Anyone who has been keeping a keen eye on the shifting paradigms of modern day technology does not really need an introduction to the terms Python and machine learning. That being said we shall take a brief look at them for the record. Then we can move on to examine the contribution of Python in making machine learning easier.
Machine learning has been among the major buzz words across the techworld for a considerable amount of time now. And why not? The world had always envisaged a future where machines will do the bidding of man and machine learning makes it possible.
We can define machine learning as a discipline that focuses on training a machine that can act without being explicitly programmed. However, you should not imagine this self functioning machine as a giant robot that can do whatever it wants and can go out of control. These are essentially programs featuring algorithms that are trained to learn from data and make predictions and recognitions. For example you can train a machine learning algorithm to predict certain movements in the stock market by exposing it to a significant amount of data.

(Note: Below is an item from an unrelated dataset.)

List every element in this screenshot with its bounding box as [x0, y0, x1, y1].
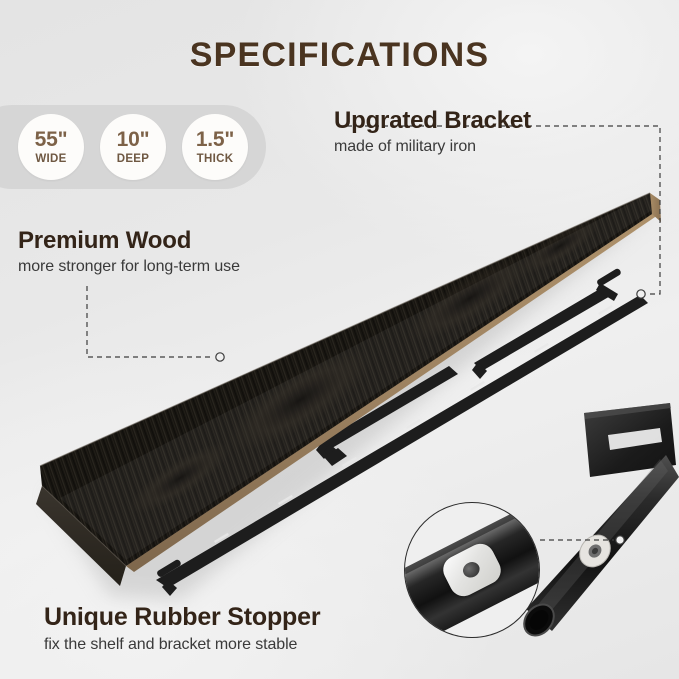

Python is one of the most popular programming languages of this era. This open source tool has won a lot of hearts as well as the title of the most popular language in various lists. It has a simple syntactic system, a relatively easy learning curve, a dedicated community of developers and a large number of libraries. Python is brilliantly suited for general purpose coding but we are going to focus on its utility towards the cause of machine learning. Our goal is to find out why professionals are so keen on performing machine learning using Python
Python has multiple libraries that are handcrafted for machine learning
Python is simple yet effective. Hence it is not surprising that it would be used for the not so simple discipline of machine learning. Developers have lined up libraries that are brilliantly suited for the purpose. Let us walk through few of those libraries and try to figure out what makes them apt.
This Python library comes with a feature called array interface. That means it can translate images, sound waves and other binary streams in array of real numbers. So, when it comes to the implementations of image processing or speech recognition, using NumPy is ipso facto inevitable. Google’s Tensorflow uses NumPy internally.
Built on NumPy this collection of mathematical algorithms gives more power to the developer. It enables you to use efficient numerical routines like integration and optimization. The higher statistical ability provided by this module is definitely an aid to the cause of machine learning.
This one can be associated with both NumPy and SciPy. It is designed for enabling standard machine learning and data mining processes like classification, regression and clustering. You can apply the algorithms in this library to execute training procedures like logistic regression and nearest neighbour.
There are more libraries suited for machine learning like PyTorch, Pandas, and Keras. The last one is considered to be exceptionally suitable for the beginners.
Python has been identified as one of the most suitable languages for performing machine learning and as we have seen it is not done without valid reasons. Consequently, your ability to perform machine learning using Python can take you places.